Bates did not know he had a sister - two sisters in fact - until he was about 16. He spent most of his childhood in orphanages and despite their reputation, said he was well treated and educated. Bates grew up to be a steady working man, father and husband, retiring as a shop steward in civil service at Sheppard Air Force Base. Davis had been in and out of his life during those years and in 1999, when she called from Rhode Island to say she needed someone to care for her, Bates moved her into the mobile home across the road. Now 86 years old and suffering from dementia and Parkinson's disease, Davis was admitted to the hospital last week. Doctors say her prognosis is poor. "When I started all this, I had to go to the courts to open the adoption records," said Thompson, "Eventually, I saw the social services records. There were letters from my birth mother saying she was trying to get me back. She'd send me a dress sometimes, other little things." It was in this information that she also saw Paul's name for the first time. With a little help from a volunteer genealogy researcher, she tracked him to Burkburnett, where he and wife Pat lived until he retired. They had moved to Lake Nocona.

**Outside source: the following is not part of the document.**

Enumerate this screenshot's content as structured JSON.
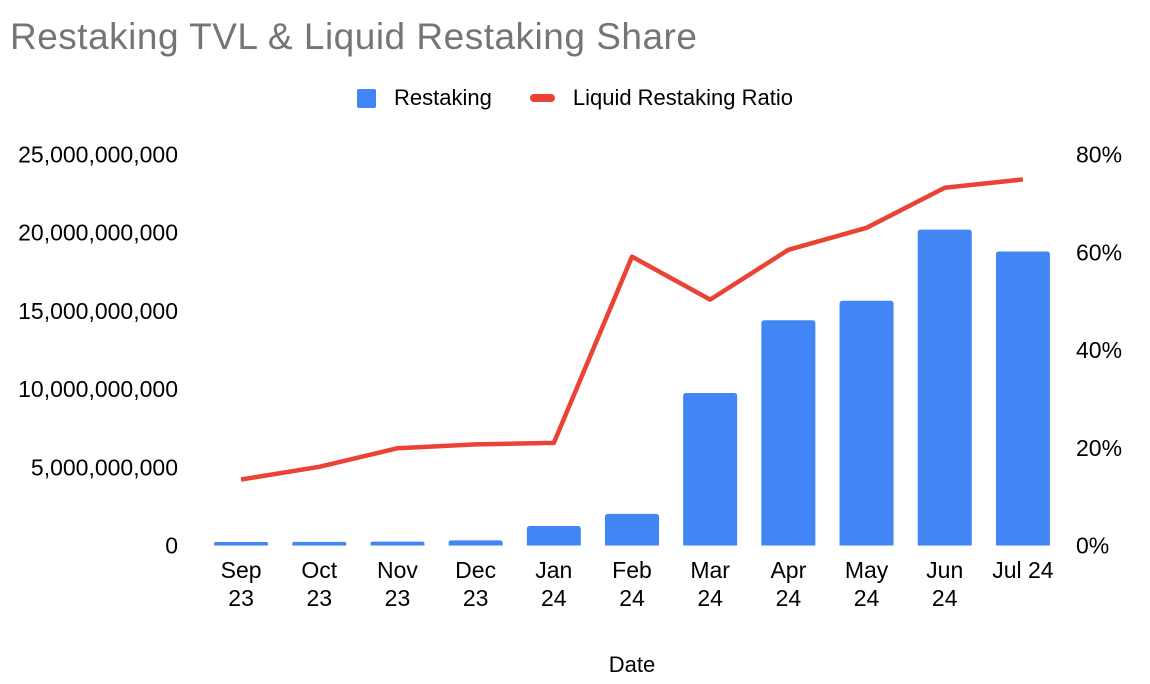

"One evening Pat said there was an important call for me and I told her I was too busy making chicken," said Bates, grinning at Thompson. "I finally took it and the woman on the line asked me if I was Paul Bates. Was my mother's name Ada? Was I born in Massachusetts?
"'I'm your sister,' she said just like that." During two months of phone calls, the brother and sister learned that for a while, they were in the same orphanage at the same time as children. Bates had also lived in Florida years ago, two hours from where Thompson and her husband live now. Finally the Thompsons pointed their RV for Texas. They got a little help finding the Bates' home from the Nocona police, not knowing they could have followed the Paul's Bait Shop signs to its door. Yes, Paul Bates sells bait.
Between the two siblings there are 12 children, 31 grandchildren and six great-grandchildren. Thompson met two of her nephews over the weekend; Bates' sons came and prepared a fine Mother's Day meal for the family. Everyone poured over Davis' photo albums. The only thing missing now is their sister, Sylvia Bailey, the youngest. Thompson found a Sylvia Bailey in San Diego but it was the wrong one. Still, she gladly continues the search. Any apprehension she might have had was erased by her little brother's first hug.
"You don't know how these things will turn out but we clicked right away," said Bates. "We're both laid back people, easy going. He and Pat are kind, sweet people," said Thompson. "We know we'll be back in Texas soon."